Japan doesn't do re-runs outside of very special occasions.

If an episode of a series is scheduled to air, then it needs to be a new episode or else someone's in trouble.

This is a consequence of the way Japan does television. Here in the United States (and, by extension, much of the Western world), the season is all year long. It starts in the Fall, usually September, and goes for the next twelve months. In Japan, however, each calendar season is a new television season. Additionally, production teams are generally told ahead of time how many episodes they're going to be allotted per season, usually a multiple of 13 if the show is to air weekly (52 weeks in a year / 4 seasons in a year = 13), minus any scheduled holiday preemptions.

The end result of this is that people know in advance how many episodes a show is to get, and so once that show's finished its run it's pulled and a new show is brought in to take its place. By the same token, however, if a show is scheduled to run for a certain period of time, it's scheduled to run for that certain period of time. It's my understanding, for example, that this is why Evangelion's final two episodes were such a mess: Gainax didn't have enough money left in the budget to do as elaborate a final battle as they wanted to, but they couldn't end the series after Kaoru's death (a natural stopping point) because they were obligated for two more eps.

In the case of anime series that adapt other works, this often leads to problems when the anime catches up to the source material. If a show has permission to run for as long as it pleases, then the writers can work around this by inserting "filler" arcs or even entire "filler" seasons. This is risky, however, as shows have been sunk by ill-conceived "filler", such as Ruroni Kenshin and its infamous "Renegade Christian" arc. Basically, you're more likely to have a Ruroni Kenshin disaster than you are to have what Bleach had with its filler arcs, most of which were successful.

If a show has a fixed episode count, however, the writers are basically left scrambling to come up with their own original material. Some shows will do filler, end on a cliff-hanger, and pray for another season so that they can get back to the source material (this is what Blue Exorcist is having to deal with right now), while others just go on up to the source material, then diverge into its own independent story.

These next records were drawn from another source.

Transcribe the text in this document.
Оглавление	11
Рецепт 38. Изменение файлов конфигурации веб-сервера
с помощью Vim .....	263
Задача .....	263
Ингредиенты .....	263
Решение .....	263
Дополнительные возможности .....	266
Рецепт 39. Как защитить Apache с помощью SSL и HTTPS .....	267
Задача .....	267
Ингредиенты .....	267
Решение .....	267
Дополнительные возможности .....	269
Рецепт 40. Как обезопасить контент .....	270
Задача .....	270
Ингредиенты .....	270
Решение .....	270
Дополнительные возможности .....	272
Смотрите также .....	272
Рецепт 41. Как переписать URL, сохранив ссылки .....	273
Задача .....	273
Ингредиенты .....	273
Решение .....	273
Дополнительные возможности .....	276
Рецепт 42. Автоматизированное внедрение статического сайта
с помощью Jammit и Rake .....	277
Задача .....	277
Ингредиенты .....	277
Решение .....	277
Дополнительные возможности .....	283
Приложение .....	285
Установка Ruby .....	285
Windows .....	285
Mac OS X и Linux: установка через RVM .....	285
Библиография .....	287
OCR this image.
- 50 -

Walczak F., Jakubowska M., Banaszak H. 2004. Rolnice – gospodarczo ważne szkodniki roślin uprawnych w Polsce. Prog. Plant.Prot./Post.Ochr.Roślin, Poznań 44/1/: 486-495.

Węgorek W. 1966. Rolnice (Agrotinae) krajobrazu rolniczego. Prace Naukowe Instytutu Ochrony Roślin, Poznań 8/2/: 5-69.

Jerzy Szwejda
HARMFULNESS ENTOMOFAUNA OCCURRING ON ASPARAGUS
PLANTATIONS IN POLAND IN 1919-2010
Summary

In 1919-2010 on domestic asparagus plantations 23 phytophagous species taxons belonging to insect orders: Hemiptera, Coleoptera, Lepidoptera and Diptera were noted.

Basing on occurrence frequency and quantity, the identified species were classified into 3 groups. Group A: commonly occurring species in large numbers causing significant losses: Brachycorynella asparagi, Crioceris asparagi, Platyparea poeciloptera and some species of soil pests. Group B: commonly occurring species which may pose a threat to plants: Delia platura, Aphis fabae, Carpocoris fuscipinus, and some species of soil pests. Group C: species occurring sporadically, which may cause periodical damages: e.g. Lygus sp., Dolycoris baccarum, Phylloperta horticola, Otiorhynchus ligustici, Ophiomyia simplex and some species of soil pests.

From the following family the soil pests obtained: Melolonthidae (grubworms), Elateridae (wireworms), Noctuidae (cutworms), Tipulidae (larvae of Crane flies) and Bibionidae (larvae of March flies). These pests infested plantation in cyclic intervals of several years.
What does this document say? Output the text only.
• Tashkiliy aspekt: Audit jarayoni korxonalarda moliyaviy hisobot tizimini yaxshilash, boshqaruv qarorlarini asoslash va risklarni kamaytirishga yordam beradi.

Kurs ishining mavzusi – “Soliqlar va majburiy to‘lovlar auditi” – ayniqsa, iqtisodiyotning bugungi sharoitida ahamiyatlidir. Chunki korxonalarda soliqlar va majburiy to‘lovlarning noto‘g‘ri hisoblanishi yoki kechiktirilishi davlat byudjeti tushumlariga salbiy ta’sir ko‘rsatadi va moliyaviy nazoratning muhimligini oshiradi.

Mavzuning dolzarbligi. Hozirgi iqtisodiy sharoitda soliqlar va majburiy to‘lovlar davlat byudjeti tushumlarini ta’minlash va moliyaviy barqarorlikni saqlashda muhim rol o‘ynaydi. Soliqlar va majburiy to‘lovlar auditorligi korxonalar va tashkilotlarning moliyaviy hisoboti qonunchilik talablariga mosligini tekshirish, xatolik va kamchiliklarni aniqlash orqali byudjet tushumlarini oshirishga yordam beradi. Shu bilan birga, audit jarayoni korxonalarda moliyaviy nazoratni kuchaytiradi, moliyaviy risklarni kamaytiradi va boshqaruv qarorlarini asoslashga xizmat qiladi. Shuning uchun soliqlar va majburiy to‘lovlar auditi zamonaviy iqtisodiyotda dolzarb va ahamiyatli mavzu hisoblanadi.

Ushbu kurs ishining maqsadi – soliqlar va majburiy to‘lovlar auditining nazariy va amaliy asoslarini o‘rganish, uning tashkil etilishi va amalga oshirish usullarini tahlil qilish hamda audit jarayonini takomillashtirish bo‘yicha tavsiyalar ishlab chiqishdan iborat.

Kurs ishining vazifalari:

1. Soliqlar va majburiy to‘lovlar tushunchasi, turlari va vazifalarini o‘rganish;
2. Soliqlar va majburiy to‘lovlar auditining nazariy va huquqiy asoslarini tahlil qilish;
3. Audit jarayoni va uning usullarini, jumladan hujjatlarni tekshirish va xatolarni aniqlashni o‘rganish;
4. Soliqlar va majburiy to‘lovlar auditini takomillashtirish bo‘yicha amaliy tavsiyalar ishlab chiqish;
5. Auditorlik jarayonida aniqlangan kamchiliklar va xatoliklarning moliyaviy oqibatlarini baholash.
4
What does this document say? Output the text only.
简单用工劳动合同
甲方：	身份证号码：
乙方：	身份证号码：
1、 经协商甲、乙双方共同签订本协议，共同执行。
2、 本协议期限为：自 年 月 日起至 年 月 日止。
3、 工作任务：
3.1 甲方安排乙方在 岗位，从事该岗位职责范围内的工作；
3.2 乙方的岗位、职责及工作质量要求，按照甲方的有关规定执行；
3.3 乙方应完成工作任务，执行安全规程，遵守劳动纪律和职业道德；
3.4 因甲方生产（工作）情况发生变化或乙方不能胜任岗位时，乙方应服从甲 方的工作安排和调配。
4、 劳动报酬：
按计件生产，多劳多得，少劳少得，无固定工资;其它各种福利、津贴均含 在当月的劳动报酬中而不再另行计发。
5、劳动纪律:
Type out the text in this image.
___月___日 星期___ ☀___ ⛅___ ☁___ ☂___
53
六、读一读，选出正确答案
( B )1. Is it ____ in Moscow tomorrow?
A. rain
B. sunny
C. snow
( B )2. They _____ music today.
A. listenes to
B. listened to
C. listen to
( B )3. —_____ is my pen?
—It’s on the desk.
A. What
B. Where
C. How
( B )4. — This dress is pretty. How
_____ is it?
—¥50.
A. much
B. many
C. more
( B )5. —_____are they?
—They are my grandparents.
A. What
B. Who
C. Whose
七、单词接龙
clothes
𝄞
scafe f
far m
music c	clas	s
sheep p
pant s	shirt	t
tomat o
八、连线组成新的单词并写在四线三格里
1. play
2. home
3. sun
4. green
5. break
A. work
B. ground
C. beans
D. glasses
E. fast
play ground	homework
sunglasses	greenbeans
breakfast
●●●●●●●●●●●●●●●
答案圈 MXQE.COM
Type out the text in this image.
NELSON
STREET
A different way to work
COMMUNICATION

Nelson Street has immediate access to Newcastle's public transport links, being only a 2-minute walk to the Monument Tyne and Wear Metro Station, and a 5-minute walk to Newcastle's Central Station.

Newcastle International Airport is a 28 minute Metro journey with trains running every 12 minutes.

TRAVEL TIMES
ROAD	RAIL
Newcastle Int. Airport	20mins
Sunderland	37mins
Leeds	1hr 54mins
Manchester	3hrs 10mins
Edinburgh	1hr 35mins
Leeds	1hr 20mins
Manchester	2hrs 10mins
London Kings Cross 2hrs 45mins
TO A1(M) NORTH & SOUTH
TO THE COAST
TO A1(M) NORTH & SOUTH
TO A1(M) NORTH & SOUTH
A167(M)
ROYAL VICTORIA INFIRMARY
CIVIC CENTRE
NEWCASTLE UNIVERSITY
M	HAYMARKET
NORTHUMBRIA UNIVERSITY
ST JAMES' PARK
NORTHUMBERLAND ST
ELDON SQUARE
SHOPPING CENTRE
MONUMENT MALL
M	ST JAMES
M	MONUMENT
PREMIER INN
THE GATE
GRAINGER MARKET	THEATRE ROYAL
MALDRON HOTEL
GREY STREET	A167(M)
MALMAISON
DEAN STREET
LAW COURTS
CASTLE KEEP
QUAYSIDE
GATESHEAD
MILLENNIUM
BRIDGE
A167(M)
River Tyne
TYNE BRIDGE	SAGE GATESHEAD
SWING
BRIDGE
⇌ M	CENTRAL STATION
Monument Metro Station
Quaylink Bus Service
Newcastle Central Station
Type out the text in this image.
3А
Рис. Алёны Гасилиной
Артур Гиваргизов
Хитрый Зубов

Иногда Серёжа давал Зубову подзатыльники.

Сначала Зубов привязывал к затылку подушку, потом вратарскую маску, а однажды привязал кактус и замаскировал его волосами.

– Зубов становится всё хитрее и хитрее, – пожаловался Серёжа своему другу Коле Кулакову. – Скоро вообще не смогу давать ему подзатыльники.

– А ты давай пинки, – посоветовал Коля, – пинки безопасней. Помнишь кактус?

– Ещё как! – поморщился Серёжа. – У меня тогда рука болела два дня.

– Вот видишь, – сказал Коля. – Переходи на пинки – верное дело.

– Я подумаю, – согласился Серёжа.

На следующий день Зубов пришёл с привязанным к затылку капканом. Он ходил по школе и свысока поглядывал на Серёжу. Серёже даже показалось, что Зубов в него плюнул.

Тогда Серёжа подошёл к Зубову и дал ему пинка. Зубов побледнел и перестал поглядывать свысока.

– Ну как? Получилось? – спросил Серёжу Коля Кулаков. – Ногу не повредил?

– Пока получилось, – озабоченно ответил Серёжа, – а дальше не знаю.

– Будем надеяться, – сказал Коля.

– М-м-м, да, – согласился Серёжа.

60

In a few extreme instances, like Trigun, the anime staff just won't even bother beyond the basic characters and concepts, then pick and choose what bits they'll go for from there. If it tells you how things had to be with Trigun, the final member of villain group the Gung-Ho Guns is different between the manga and the anime because the final Gun hadn't been introduced in the manga when the time came for the final member to be unveiled in the anime. I kid you not.